Andrew Pariftt leads Maidstone Christian Cancer Support Group in Kent and is a 6-year cancer survivor.

He told Premier prayer is important but going to the GP is absolutely vital.

"I would never say that you have to go only on prayer. You need to know what the situation is anyway, then you know what you're praying about. If you go to the doctor, you might still have symptoms, or it might prove that the symptoms are nothing significant. 

"I was brought up in a Pentecostal church, so I was aware of very much of the extreme side of things where people said 'it's almost to sin to go to the doctor. You've got to trust God all the way through'. But I think we all just think we ought to be more realistic these days.

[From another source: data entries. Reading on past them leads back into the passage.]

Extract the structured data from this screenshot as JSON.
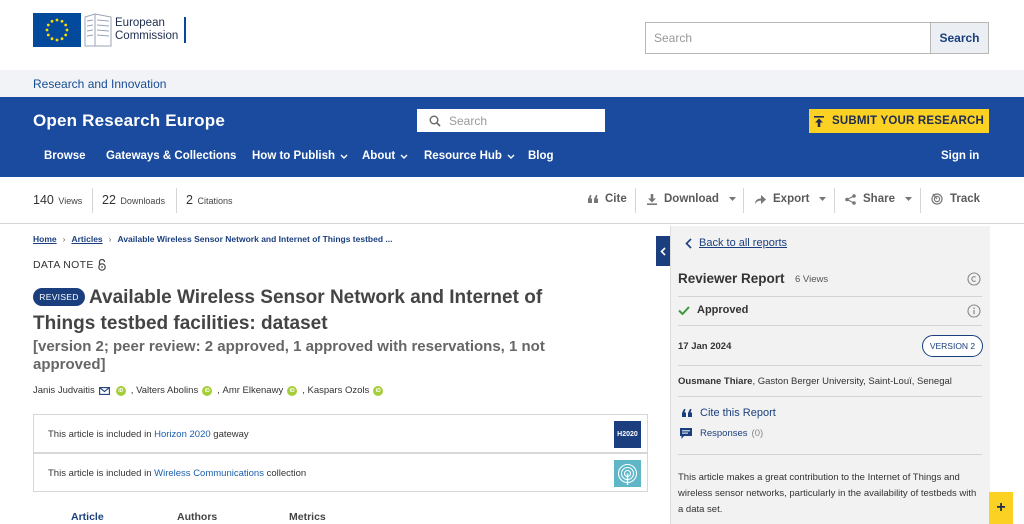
{
  "ec_header": {
    "logo_line1": "European",
    "logo_line2": "Commission",
    "search_placeholder": "Search",
    "search_button": "Search"
  },
  "ri_strip": {
    "link": "Research and Innovation"
  },
  "ore": {
    "title": "Open Research Europe",
    "search_placeholder": "Search",
    "submit_label": "SUBMIT YOUR RESEARCH",
    "nav": [
      {
        "label": "Browse",
        "has_dropdown": false
      },
      {
        "label": "Gateways & Collections",
        "has_dropdown": false
      },
      {
        "label": "How to Publish",
        "has_dropdown": true
      },
      {
        "label": "About",
        "has_dropdown": true
      },
      {
        "label": "Resource Hub",
        "has_dropdown": true
      },
      {
        "label": "Blog",
        "has_dropdown": false
      }
    ],
    "sign_in": "Sign in"
  },
  "metrics": {
    "views_count": "140",
    "views_label": "Views",
    "downloads_count": "22",
    "downloads_label": "Downloads",
    "citations_count": "2",
    "citations_label": "Citations"
  },
  "actions": {
    "cite": "Cite",
    "download": "Download",
    "export": "Export",
    "share": "Share",
    "track": "Track"
  },
  "breadcrumb": {
    "home": "Home",
    "articles": "Articles",
    "current": "Available Wireless Sensor Network and Internet of Things testbed ..."
  },
  "article": {
    "type": "DATA NOTE",
    "badge": "REVISED",
    "title": "Available Wireless Sensor Network and Internet of Things testbed facilities: dataset",
    "version_note": "[version 2; peer review: 2 approved, 1 approved with reservations, 1 not approved]",
    "authors": [
      "Janis Judvaitis",
      "Valters Abolins",
      "Amr Elkenawy",
      "Kaspars Ozols"
    ],
    "orcid_label": "iD",
    "gateway": {
      "prefix": "This article is included in ",
      "name": "Horizon 2020",
      "suffix": " gateway",
      "badge": "H2020"
    },
    "collection": {
      "prefix": "This article is included in ",
      "name": "Wireless Communications",
      "suffix": " collection"
    },
    "tabs": [
      "Article",
      "Authors",
      "Metrics"
    ]
  },
  "review_panel": {
    "back_link": "Back to all reports",
    "title": "Reviewer Report",
    "views": "6 Views",
    "status": "Approved",
    "date": "17 Jan 2024",
    "version": "VERSION 2",
    "reviewer_name": "Ousmane Thiare",
    "reviewer_affiliation": ", Gaston Berger University, Saint-Louï, Senegal",
    "cite_label": "Cite this Report",
    "responses_label": "Responses",
    "responses_count": "(0)",
    "body": "This article makes a great contribution to the Internet of Things and wireless sensor networks, particularly in the availability of testbeds with a data set."
  },
  "floating": {
    "plus": "+"
  },
  "colors": {
    "ore_blue": "#1a4b9e",
    "accent_yellow": "#fbd123",
    "ec_blue": "#044a9c",
    "orcid_green": "#a6ce39",
    "approved_green": "#3a9a3a"
  },
  "icons": {
    "search": "search-icon",
    "upload": "upload-icon",
    "chevron": "chevron-down-icon",
    "quote": "quote-icon",
    "download": "download-icon",
    "export": "export-arrow-icon",
    "share": "share-icon",
    "track": "track-icon",
    "open_access": "open-access-lock-icon",
    "mail": "mail-icon",
    "check": "check-icon",
    "info": "info-icon",
    "cc": "creative-commons-icon",
    "comment": "comment-icon"
  }
}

"And we all know people who have taken the extreme line and then they've died. I mean, we had a lady in our group who was very, very confident, absolutely confident that God healed her, and she died."

The research also found between 75 per cent and 91 per cent of ethnic minority women were too embarrassed to talk to their family doctor, compared with just 8 per cent of white women,

Being too scared of what the symptom could indicate and a poor understanding of what the GP is saying are also potential barriers to treatment, according to the Cancer Research UK-funded study.